Я обернулся, протиснулся сквозь толпу мальчишек и побежал вверх по главной лестнице. Мне требовалась хорошая точка обзора.
Я услышал позади выстрел и мой желудок дёрнулся. Господи, она казнила мальчишку.
Я добежал до площадки на втором этаже, забежал в класс и выглянул на дорогу. Твою мать, сраные окна закрыты. Я положил винтовку на подоконник и попытался открыть створку. Без толку, она закрашена и не откроется. Я посмотрел вниз, увидел Матрона и с облегчением осознал, что стреляла она, предупредительный выстрел.
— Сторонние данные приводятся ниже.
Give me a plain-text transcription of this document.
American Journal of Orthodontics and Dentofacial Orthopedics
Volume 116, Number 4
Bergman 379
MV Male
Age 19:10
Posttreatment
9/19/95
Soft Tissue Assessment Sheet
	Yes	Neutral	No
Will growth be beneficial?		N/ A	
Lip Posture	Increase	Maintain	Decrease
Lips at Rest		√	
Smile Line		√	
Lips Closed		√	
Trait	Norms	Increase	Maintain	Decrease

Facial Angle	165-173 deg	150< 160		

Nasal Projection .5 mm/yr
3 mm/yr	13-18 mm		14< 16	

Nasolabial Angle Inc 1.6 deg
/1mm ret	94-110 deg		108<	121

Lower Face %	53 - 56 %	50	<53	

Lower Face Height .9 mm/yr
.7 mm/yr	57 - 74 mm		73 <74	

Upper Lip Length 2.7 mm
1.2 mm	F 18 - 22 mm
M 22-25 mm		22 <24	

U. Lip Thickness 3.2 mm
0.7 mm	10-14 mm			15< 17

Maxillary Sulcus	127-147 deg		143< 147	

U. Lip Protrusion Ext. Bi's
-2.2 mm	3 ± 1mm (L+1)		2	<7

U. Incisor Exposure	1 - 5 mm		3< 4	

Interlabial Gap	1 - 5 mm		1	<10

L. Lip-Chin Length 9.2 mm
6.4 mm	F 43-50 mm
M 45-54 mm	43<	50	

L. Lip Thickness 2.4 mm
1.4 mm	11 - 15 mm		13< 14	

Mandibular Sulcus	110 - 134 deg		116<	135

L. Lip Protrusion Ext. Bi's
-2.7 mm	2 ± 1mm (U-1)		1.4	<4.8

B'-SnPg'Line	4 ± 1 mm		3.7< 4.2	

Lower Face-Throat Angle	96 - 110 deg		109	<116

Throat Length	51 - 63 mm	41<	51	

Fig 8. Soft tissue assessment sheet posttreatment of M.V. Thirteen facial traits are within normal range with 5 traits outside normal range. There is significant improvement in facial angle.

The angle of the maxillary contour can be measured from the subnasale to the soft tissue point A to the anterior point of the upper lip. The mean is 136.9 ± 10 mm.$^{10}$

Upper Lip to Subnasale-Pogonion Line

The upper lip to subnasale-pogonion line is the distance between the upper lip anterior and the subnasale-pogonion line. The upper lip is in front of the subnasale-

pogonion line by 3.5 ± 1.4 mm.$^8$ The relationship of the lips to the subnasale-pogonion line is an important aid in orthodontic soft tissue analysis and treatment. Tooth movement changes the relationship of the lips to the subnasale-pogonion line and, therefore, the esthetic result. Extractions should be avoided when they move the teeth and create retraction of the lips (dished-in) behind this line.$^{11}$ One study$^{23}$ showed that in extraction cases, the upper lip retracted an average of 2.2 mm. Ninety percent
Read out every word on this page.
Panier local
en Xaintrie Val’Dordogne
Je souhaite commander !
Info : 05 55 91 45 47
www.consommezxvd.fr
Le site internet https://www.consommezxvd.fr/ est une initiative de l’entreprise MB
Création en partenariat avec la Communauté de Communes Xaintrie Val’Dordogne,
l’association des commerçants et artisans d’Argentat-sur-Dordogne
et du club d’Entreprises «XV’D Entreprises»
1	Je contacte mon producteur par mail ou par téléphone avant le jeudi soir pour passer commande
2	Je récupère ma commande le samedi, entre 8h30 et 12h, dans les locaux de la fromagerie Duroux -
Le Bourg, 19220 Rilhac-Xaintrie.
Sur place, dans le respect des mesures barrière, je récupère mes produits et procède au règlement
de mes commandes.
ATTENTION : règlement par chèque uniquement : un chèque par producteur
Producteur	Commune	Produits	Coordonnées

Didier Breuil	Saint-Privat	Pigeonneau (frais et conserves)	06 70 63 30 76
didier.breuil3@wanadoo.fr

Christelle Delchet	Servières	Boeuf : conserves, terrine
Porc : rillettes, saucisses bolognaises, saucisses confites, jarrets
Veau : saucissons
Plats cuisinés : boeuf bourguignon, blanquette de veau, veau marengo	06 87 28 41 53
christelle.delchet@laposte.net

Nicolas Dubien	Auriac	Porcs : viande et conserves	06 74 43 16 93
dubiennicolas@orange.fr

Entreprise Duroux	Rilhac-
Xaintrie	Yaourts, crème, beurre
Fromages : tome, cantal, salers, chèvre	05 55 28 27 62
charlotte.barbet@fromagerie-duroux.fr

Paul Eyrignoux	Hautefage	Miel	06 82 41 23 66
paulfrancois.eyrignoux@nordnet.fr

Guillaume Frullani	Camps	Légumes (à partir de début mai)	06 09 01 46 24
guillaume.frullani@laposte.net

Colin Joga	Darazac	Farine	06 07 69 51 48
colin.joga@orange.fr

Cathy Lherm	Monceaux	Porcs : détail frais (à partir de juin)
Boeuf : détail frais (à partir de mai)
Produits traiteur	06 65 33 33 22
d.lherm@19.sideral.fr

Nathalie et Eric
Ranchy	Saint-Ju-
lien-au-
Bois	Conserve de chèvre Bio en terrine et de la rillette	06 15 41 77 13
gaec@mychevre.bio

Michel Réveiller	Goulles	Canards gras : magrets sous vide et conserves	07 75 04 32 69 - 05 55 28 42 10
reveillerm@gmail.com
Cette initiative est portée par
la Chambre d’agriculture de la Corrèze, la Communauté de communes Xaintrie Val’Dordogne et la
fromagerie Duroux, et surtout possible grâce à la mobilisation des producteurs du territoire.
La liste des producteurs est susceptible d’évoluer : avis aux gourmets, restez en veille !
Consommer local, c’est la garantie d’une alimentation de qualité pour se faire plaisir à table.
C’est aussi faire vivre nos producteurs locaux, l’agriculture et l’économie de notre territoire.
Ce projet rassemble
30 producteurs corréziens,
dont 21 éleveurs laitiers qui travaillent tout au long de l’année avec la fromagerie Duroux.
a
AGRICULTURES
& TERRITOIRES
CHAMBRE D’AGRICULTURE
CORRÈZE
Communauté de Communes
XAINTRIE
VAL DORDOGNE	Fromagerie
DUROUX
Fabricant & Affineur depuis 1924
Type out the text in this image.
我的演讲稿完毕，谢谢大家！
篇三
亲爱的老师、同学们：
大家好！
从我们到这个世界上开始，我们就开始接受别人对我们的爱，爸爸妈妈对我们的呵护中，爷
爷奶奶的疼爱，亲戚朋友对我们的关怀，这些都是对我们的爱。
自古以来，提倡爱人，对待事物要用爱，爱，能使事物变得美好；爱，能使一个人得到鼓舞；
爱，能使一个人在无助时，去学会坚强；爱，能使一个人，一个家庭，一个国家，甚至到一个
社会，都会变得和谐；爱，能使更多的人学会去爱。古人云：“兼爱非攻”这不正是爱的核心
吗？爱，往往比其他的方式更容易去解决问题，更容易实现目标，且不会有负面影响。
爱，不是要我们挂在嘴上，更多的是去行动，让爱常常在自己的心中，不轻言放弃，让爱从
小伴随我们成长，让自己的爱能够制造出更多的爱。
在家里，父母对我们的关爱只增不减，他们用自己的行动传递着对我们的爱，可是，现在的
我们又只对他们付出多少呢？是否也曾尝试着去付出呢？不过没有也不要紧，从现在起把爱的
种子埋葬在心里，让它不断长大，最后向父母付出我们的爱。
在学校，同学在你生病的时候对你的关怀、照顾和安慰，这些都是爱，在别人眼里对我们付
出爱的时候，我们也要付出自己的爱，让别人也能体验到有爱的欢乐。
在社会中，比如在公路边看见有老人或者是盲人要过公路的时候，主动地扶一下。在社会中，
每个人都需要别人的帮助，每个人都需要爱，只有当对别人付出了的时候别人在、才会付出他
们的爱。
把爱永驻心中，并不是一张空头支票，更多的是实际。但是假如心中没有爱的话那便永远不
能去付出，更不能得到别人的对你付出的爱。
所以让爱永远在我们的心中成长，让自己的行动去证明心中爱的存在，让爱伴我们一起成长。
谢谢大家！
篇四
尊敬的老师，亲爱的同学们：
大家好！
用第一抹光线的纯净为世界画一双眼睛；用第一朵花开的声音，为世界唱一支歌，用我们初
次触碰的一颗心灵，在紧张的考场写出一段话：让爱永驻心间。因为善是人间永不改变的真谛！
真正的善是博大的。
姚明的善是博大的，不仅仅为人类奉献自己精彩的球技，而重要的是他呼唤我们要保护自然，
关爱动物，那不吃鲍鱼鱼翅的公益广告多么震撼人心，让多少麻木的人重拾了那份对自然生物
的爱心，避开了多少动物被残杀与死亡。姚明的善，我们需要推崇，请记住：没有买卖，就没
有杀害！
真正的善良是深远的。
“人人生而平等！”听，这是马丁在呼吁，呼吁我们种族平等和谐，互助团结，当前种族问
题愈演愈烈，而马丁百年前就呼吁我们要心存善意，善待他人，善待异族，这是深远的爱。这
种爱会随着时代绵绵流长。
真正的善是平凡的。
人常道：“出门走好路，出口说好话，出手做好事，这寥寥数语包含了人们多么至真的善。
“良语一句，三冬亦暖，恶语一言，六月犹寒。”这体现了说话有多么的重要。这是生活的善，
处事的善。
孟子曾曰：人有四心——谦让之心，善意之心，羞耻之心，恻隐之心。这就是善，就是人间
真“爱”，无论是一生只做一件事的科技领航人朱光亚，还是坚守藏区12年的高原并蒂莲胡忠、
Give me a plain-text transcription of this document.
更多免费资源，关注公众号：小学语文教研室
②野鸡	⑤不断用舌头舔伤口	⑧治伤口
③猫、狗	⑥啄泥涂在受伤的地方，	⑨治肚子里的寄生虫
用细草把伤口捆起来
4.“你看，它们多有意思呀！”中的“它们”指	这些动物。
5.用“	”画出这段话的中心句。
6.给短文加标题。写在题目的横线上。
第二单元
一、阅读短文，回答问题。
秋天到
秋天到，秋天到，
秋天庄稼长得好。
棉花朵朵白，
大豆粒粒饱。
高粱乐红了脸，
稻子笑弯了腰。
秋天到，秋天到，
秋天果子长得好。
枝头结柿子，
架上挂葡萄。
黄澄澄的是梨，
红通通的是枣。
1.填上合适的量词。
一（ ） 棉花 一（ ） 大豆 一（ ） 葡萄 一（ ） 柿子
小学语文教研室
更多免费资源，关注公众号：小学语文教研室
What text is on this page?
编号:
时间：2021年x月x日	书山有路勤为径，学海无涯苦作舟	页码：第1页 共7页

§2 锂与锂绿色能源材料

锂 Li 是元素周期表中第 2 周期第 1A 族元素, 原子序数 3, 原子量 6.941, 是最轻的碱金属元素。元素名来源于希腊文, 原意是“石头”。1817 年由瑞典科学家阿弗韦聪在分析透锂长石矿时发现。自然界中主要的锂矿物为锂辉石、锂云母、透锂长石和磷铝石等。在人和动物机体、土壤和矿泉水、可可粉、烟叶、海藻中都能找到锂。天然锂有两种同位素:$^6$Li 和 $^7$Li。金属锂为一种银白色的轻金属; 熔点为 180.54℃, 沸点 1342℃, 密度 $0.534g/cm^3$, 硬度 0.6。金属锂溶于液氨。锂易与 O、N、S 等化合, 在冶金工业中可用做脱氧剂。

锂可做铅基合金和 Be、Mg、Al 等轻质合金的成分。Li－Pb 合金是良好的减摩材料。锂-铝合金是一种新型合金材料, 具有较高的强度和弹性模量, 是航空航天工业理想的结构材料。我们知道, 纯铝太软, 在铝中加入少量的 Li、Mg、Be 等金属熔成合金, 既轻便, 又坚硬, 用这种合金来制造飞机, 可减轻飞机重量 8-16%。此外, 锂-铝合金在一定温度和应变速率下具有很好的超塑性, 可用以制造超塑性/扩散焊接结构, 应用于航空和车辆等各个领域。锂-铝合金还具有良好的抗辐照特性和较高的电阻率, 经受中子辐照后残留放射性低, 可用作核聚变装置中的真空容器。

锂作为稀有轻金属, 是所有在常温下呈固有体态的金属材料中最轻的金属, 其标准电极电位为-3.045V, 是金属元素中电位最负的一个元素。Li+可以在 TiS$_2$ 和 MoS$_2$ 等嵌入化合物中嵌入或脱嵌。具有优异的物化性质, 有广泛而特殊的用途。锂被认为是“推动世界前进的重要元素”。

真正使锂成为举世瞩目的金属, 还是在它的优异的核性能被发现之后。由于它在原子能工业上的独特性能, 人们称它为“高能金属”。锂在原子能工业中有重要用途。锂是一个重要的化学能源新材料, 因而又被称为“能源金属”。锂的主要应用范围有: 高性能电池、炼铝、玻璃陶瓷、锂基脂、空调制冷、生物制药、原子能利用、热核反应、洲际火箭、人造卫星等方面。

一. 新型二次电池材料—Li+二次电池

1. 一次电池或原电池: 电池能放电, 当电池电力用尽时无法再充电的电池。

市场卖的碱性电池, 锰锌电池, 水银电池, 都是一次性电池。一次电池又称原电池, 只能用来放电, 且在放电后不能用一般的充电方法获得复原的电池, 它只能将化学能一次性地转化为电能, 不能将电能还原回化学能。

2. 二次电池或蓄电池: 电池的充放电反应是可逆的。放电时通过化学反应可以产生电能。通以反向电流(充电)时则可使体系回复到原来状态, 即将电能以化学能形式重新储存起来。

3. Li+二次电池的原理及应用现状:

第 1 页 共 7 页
Раненый мальчик продолжал ползти. Дробовик наездницы теперь был нацелен прямо на Матрону.
Я мог бы разбить одну небольшую секцию окна, но не хотел привлекать к себе внимание, и мне нужно было слышать, о чём они говорили. Я выругался, схватил винтовку и побежал обратно к лестнице. Я терял драгоценное время. Я побежал на третий этаж. Зал здесь служил общежитием с койками, стоящими у окон, одно из которых оказалось открыто. Я тихо пробормотал слова благодарности, лёг на койку, схватил винтовку и выставил ствол из окна. Я прижал приклад к мягкой плоти правого плеча. «303-й» лягается, как осёл, и если не приложить приклад, как следует, можно получить сильный синяк на ключице, который потом несколько недель будет сильно болеть. Поверьте, я знаю.
Я поднял рукоятку затвора, отвёл её назад и патрон скользнул из обоймы, заполняя пустоту. Затем я толкнул затвор вперёд, плавно поместил патрон в паз, защёлкнул затвор и переключил предохранитель. Я тщательно прицелился, выровнял дыхание, успокоил руки, и сосредоточился на женщине с дробовиком.
— …мародёры, просто и понятно, — проговорила та.
Она стояла метрах в пяти напротив Матроны. Мальчик продолжал ползти, продолжал всхлипывать, находясь между двумя женщинами.
— Мародёры? — недоверчиво переспросила Матрона.
— Их заметили, ворующими еду из газетного киоска в Хилденборо. Старик и двое мальчишек. Сомнений никаких. Мы час их выслеживали.
— И кто, блин, решил, что им нельзя брать найденную еду? Ты, может, и не заметила, дорогуша,
Мальчик продолжал ползти.
— Теперь Хилденборо контролируем мы, — сказала женщина. — Наша территория, наши правила.
— Кто это — «мы»?
— Местный магистрат, Джордж Бейкер — главный. Он устанавливает закон, и если он говорит, что ты мародёр, значит, ты — мародёр.
— И мародёров вы расстреливаете?
— Тех, что бегут, ага.
— А тех, кого вы ловите?
— Их мы вешаем.
Матрона склонилась над мальчиком, который добрался до неё и цеплялся за её обувь.
— Я знаю этого мальчика. Ему тринадцать лет! — воскликнула она.
Наездница пожала плечами.
— Мародёр есть мародёр. А те, что укрывают мародёров, не лучше.
Матрона выпрямилась, вскинула винтовку и подошла вплотную к наезднице. Я решил, что она выстрелит, но она стояла спокойно, уверенная, что её товарищ удержит Матрону от первого выстрела.
Обе женщины стояли лицом к лицу, а между ними торчал ствол винтовки.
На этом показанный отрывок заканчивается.